Alex Shepard at The New Republic writes—Why Democrats in 2018 Shouldn’t Campaign to Impeach Trump:

[Democrats] are poised for massive gains in the 2018, thanks to the fact that the president is an incompetent idiot who keeps doing self-destructive and possibly criminal things. His behavior in office has been shameful and scandalous, and his White House perpetually seems on the verge of collapse. Less than four months into his presidency, calls for impeachment have become deafening. And to be fair, these calls are eminently reasonable.

In this environment, running on impeachment—on pledging to take back Congress and prosecute Trump—will be tempting for Democrats in 2018. Midterm elections are always referendums on the president, so why not turn 2018 into the biggest referendum of all? Elect us, Democrats can say, and we’ll take the president down. But while the legal arguments for impeaching Trump are strong—and they will probably only get stronger—there are serious pitfalls to impeachment as an electoral approach. […]

The question facing Democrats is similar to the dilemma faced by the Clinton campaign in 2016: Do you try to make an inspiring, big-picture policy argument, or do you focus your campaign on the fact that Trump is a nut? The Clinton campaign focused on the latter, a decision that certainly played a role in her loss. The difference is that Democrats now have a wealth of material to work from: Trump’s disastrous health care bill, as well as budget and tax proposals that would favor the interests of the extremely wealthy over everyone else.

 

Delaware politics from a liberal, progressive and Democratic perspective. Keep Delaware Blue.

7 comments on “The Open Thread for May 27, 2017

  1. Josh Marshall has questions:

    “What exactly did the Trump team need so urgently to discuss with the Russian government? Why the need for such absolute security? After all the transition would be (the US government) in little more than a month.”

  2. Dave Weigel wrote about the Clinton communication conundrum recently. In many ways, the horserace bullshit was even more important this past cycle largely because there was no policy from the GRIFTUS side. Plus the campaign’s responses to each other made for the natural drama that the media will cover because they can count on the eyeballs. Not the policy stuff that is fodder to assess governing potential. That said, I don’t think Dems should campaign on impeachment. I think they should campaign on how they’ll address the serious issues that Americans have — some of which are going to be made much worse by the time 2018 rolls up. Health care, jobs will be right up there. Campaign as the solution for middle class and working people and be FEARLESS about it.

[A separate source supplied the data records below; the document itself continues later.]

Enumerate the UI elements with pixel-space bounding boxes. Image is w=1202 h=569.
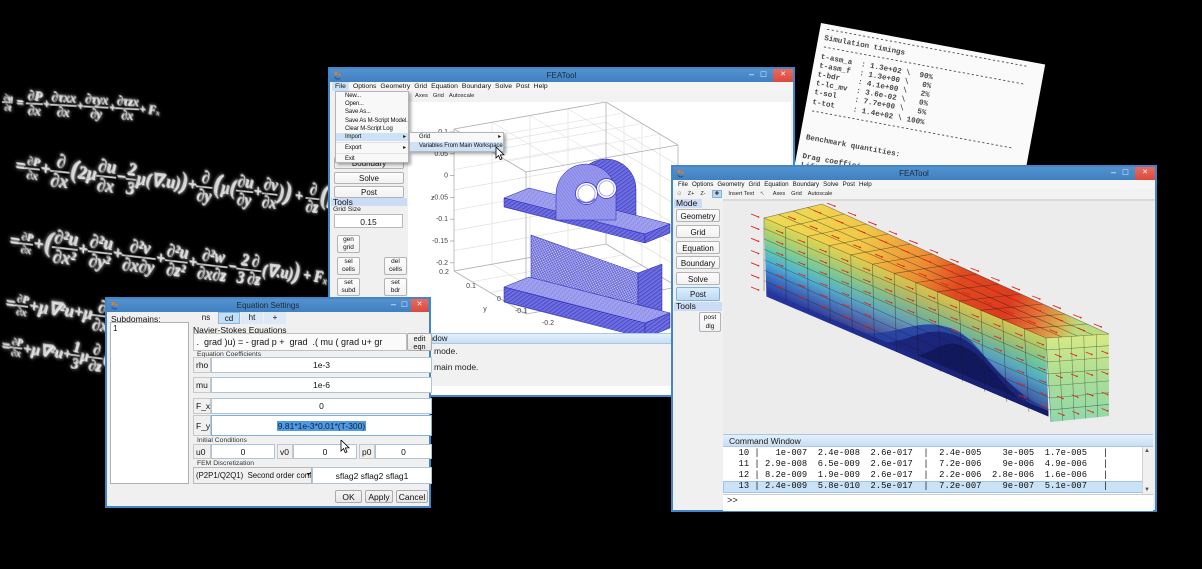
svg-text:-0.2: -0.2 [542,320,554,327]
svg-text:0: 0 [497,296,501,303]
svg-text:y: y [483,306,487,313]
svg-text:-0.1: -0.1 [436,216,448,223]
svg-text:0: 0 [444,173,448,180]
svg-text:-0.1: -0.1 [515,308,527,315]
svg-text:-0.15: -0.15 [432,238,448,245]
svg-text:0.2: 0.2 [439,269,449,276]
svg-text:z: z [431,195,435,202]
svg-text:0.1: 0.1 [466,283,476,290]
svg-text:-0.2: -0.2 [436,260,448,267]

    Although I’m betting right now that the only question the media will be interested in then is whether or not any Dem is interested in impeaching the GRIFTUS.

    • Dems need to learn the lesson of Italy and Berlusconi, they destroyed him by focusing on his policy failures, not his mad clown persona. Might I add that I have no confidence that the fools at the DNC will learn this lesson.

    • Are you interested in lending your voice to one of these events? You can check in at Resistance Near Me to see what’s out there. People are planning events with or without their Senator (Thursday with Toomey) so go for it!

  3. Dems need to focus on Trump’s ever growing list of failures, not his “personality”, such as it is. The Italians flushed Berlusconi, we can do the same for Trump and his sleaze ball army. Like Casandram I believe the Dems should cool it on impeachment and focus on the endless failures of Trump and the Republicans, and they can start with the AHCA that threaten to screw millions for the sake of a tax cut for the rich. Even in the deepest, darkest corners of rural areas they understand when someone takes something away from them, especially when it really hurts. I expect the next round of the AHCA from the senate will be a collection of legalese and clever attempts to hide what their up to. If the public was not aroused and paying attention it might have worked. Not now, no way.